Last week, SNOLAB partnered with Queen Mary University of London’s School of Physical and Chemical Sciences (SPCS) to host a Quantum Workshop to find common cause between researchers pursuing quantum technology and fundamental physics.
This joint effort brought together more than 40 experts in fundamental particle physics and cutting-edge quantum sensors from across Canada, the UK, the USA, and Switzerland to explore the potential of interdisciplinary research in this rapidly evolving field.
SNOLAB, host to some of the world’s most sensitive dark matter and neutrino detectors two kilometres underground at Creighton Mine, was a perfect location for the workshop, said SNOLAB Research Director Dr. Jeter Hall.

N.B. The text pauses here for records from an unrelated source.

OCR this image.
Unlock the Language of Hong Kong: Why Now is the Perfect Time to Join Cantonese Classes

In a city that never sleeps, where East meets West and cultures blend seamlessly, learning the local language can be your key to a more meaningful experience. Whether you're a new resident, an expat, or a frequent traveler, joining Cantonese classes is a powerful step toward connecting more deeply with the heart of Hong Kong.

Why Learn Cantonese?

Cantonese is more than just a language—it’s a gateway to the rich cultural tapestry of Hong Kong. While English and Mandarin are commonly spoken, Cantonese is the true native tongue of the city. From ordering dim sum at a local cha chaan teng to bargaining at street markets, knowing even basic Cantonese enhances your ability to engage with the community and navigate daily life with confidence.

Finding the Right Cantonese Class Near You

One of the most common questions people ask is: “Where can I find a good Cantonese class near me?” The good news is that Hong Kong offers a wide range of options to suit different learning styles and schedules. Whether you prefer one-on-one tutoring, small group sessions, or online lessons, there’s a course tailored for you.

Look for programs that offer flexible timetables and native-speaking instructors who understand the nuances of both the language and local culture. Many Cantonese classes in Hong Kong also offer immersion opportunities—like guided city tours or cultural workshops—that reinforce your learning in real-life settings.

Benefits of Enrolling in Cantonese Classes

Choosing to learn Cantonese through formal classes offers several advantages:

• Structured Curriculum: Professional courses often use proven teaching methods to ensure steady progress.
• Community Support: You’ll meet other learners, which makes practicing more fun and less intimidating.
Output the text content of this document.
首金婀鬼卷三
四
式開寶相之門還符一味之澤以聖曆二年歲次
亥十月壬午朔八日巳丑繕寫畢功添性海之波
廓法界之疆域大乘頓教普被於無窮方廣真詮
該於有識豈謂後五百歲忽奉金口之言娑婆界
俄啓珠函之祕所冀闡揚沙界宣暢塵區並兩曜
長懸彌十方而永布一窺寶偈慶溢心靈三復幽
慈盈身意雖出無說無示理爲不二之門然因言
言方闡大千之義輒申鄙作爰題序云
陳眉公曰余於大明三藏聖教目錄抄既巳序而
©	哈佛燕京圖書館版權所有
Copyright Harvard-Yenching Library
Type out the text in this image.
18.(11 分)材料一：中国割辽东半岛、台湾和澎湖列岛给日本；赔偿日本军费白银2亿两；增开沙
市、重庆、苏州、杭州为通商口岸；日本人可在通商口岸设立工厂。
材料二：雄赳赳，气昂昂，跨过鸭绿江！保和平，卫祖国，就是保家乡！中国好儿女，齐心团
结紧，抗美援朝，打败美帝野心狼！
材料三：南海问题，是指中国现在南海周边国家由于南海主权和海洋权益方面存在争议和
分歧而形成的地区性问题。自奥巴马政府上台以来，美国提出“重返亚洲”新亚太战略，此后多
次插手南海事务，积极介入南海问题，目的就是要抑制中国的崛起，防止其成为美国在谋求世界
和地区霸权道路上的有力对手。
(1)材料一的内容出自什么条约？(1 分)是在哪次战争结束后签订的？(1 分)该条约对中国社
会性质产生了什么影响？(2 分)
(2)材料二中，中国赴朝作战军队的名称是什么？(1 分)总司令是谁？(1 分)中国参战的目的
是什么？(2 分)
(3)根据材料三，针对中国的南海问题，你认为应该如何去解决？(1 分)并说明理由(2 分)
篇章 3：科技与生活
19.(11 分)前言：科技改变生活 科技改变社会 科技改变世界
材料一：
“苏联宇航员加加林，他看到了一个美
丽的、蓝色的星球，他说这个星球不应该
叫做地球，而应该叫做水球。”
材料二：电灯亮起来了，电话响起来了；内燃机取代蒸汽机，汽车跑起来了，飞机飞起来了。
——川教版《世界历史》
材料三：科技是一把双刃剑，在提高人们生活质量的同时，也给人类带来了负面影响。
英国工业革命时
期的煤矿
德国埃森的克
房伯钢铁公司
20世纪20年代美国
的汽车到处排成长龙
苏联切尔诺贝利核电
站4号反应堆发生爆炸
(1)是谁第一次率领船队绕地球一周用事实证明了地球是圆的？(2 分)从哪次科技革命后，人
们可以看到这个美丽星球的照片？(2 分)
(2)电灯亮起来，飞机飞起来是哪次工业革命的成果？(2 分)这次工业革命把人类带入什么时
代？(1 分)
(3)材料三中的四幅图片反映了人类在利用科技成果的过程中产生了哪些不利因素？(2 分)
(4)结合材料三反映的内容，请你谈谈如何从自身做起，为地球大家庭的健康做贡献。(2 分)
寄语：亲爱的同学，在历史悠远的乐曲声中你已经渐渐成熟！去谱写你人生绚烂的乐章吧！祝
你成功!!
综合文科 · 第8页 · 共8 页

Astroparticle physics research, which is the bulk of SNOLAB’s science program, is poised to be an early adopter of quantum technology, Hall said.
“We brought together experts in detectors for fundamental particle physics and experts in building cutting-edge quantum sensors and devices to discuss the potential for multidisciplinary research between the two groups,” Hall said.
This collaboration may both advance quantum technology broadly, and result in fundamental physics breakthroughs, such as discovering the nature of dark matter, Hall said.
“Specifically, one of the goals of the workshop was to brainstorm future projects,” Hall said. “We developed a few nascent ideas. We hope collaborating on these ideas will result in future projects exploring this exciting new research space.”
Professor Adrian Bevan, Head of SPCS, said the discussions were lively and the enthusiasm about the future research potential was palpable. The workshop’s success is evident in the enthusiastic reactions from both sides, Bevan said.
“The workshop had a broad range of participants from quantum devices makers, engineers, particle physicists and European Space Agency (ESA) quantum technology experts. This multidisciplinary group of people created a stimulating environment to brainstorm and develop new collaborative ideas,” Bevan said.
Bevan notes SPCS will be reaching out to other quantum technology researchers within Queen Mary to form a united front for securing future United Kingdom Research and Innovation (UKRI) funding opportunities, and developing new channels to efficiently transfer knowledge between research areas and countries, whether through summer schools to upskill staff and students, or similar workshops.